Identify and troubleshoot Readiness or Liveliness probes that report services as unhealthy intermittently.
This is a known issue and can be classified into two categories, connection refused and client timeout. The commands in this procedure assume the user is logged into either a master or worker non-compute node (NCN).
The symptom of this problem is a connection refused
message in the event log.
ncn-mw# kubectl get events -A | grep -i unhealthy | grep "connection refused"
Example output:
istio-system 5m24s Warning Unhealthy pod/istio-pilot-68477d98d-5bsmk Readiness probe failed: Get http://10.45.0.100:8080/ready: dial tcp 10.45.0.100:8080: connect: connection refused
This may occur if the health check ran when the pod was being terminated.
To confirm that this is the case, check that the pod no longer exists. If that is true, then disregard this unhealthy event.
ncn-mw# kubectl get pod/istio-pilot-68477d98d-5bsmk -n istio-system
Example output indicating that the pod no longer exists:
Error from server (NotFound): pods "istio-pilot-68477d98d-5bsmk" not found
The symptom of this problem is a Client.Timeout
or DeadlineExceeded
message in the event log.
ncn-mw# kubectl get events -A | grep -i unhealthy | grep -E "Client[.]Timeout|DeadlineExceeded"
Example output indicating this issue:
services 40m Warning Unhealthy pod/cray-bos-69f85bcd89-vdq52 Liveness probe failed: Get http://10.45.0.20:15020/app-health/cray-bos/livez: net/http: request canceled (Client.Timeout exceeded while awaiting headers)
This may occur if the health check did not respond within the specified timeout.

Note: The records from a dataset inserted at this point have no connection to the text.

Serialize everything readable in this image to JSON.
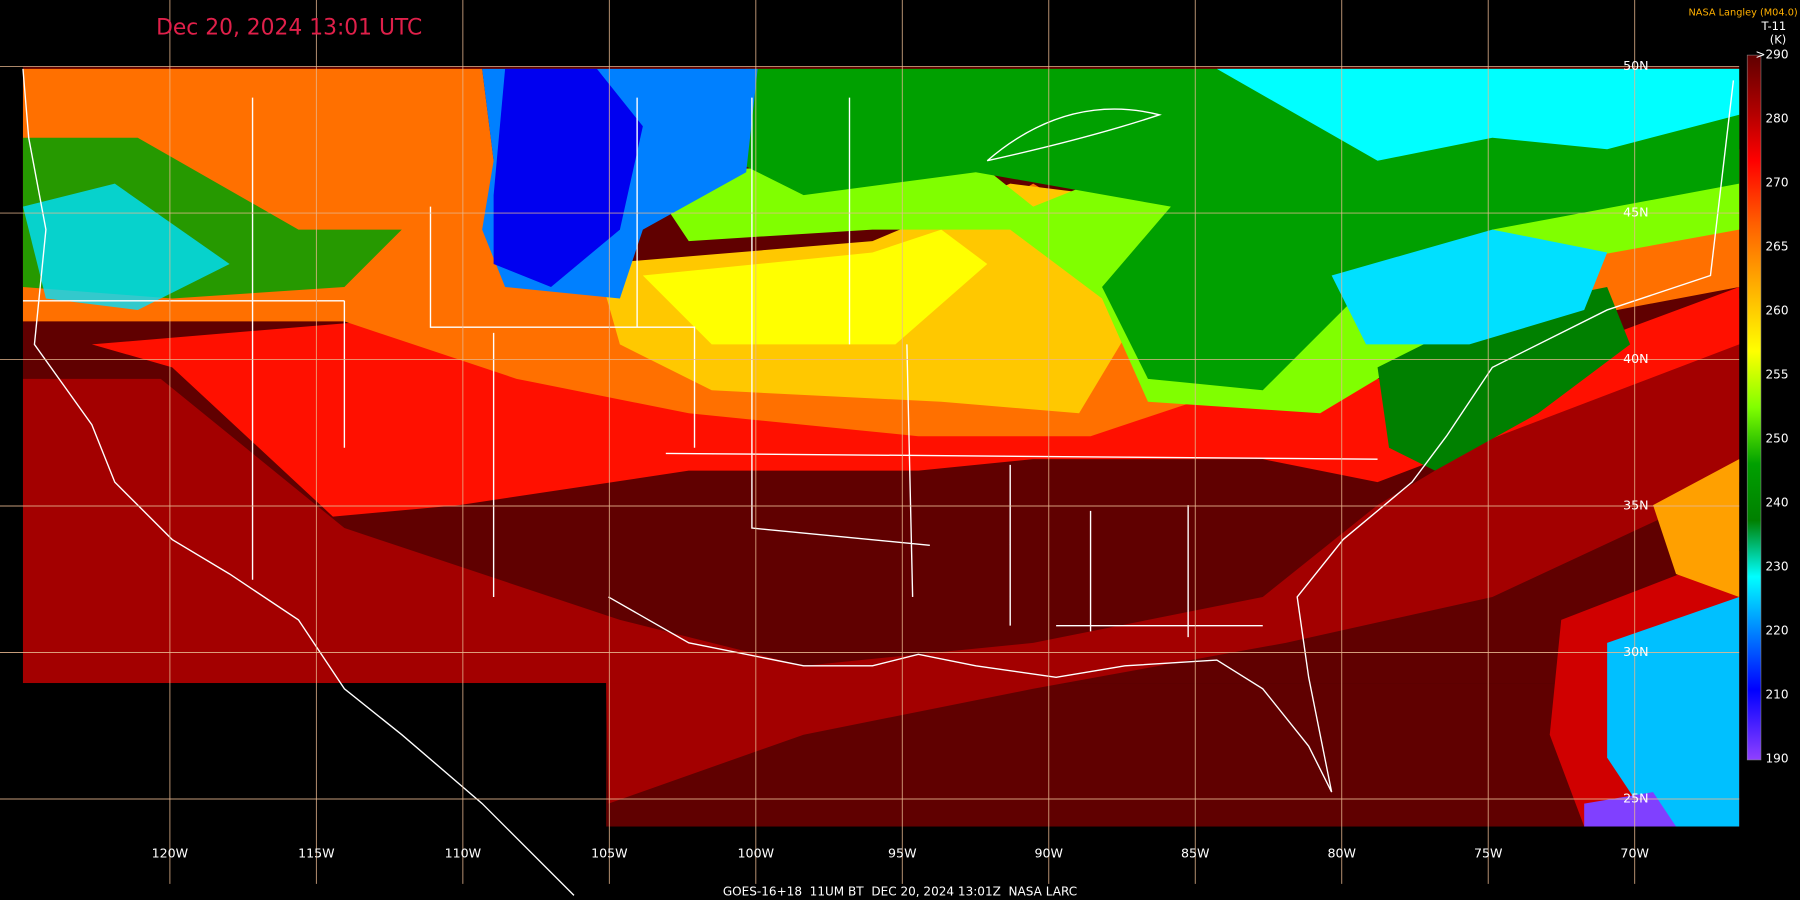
{
  "title": "Dec 20, 2024 13:01 UTC",
  "credit": "NASA Langley (M04.0)",
  "colorbar": {
    "title": "T-11",
    "unit": "(K)",
    "labels": [
      ">290",
      "280",
      "270",
      "265",
      "260",
      "255",
      "250",
      "240",
      "230",
      "220",
      "210",
      "190"
    ]
  },
  "longitude_labels": [
    "120W",
    "115W",
    "110W",
    "105W",
    "100W",
    "95W",
    "90W",
    "85W",
    "80W",
    "75W",
    "70W"
  ],
  "latitude_labels": [
    "50N",
    "45N",
    "40N",
    "35N",
    "30N",
    "25N"
  ],
  "footer": "GOES-16+18  11UM BT  DEC 20, 2024 13:01Z  NASA LARC"
}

To confirm that the service is healthy, check the health using the curl
command.
ncn-mw# curl -i http://10.45.0.20:15020/app-health/cray-bos/livez
Example output of a healthy service:
HTTP/1.1 200 OK
Date: Tue, 07 Jul 2020 19:37:32 GMT
Content-Length: 0
An HTTP response code in the 200’s or 300’s is considered success. For example, a response of 200 OK
.
If there is an unhealthy event where the above procedures do not clarify the issue, then contact support.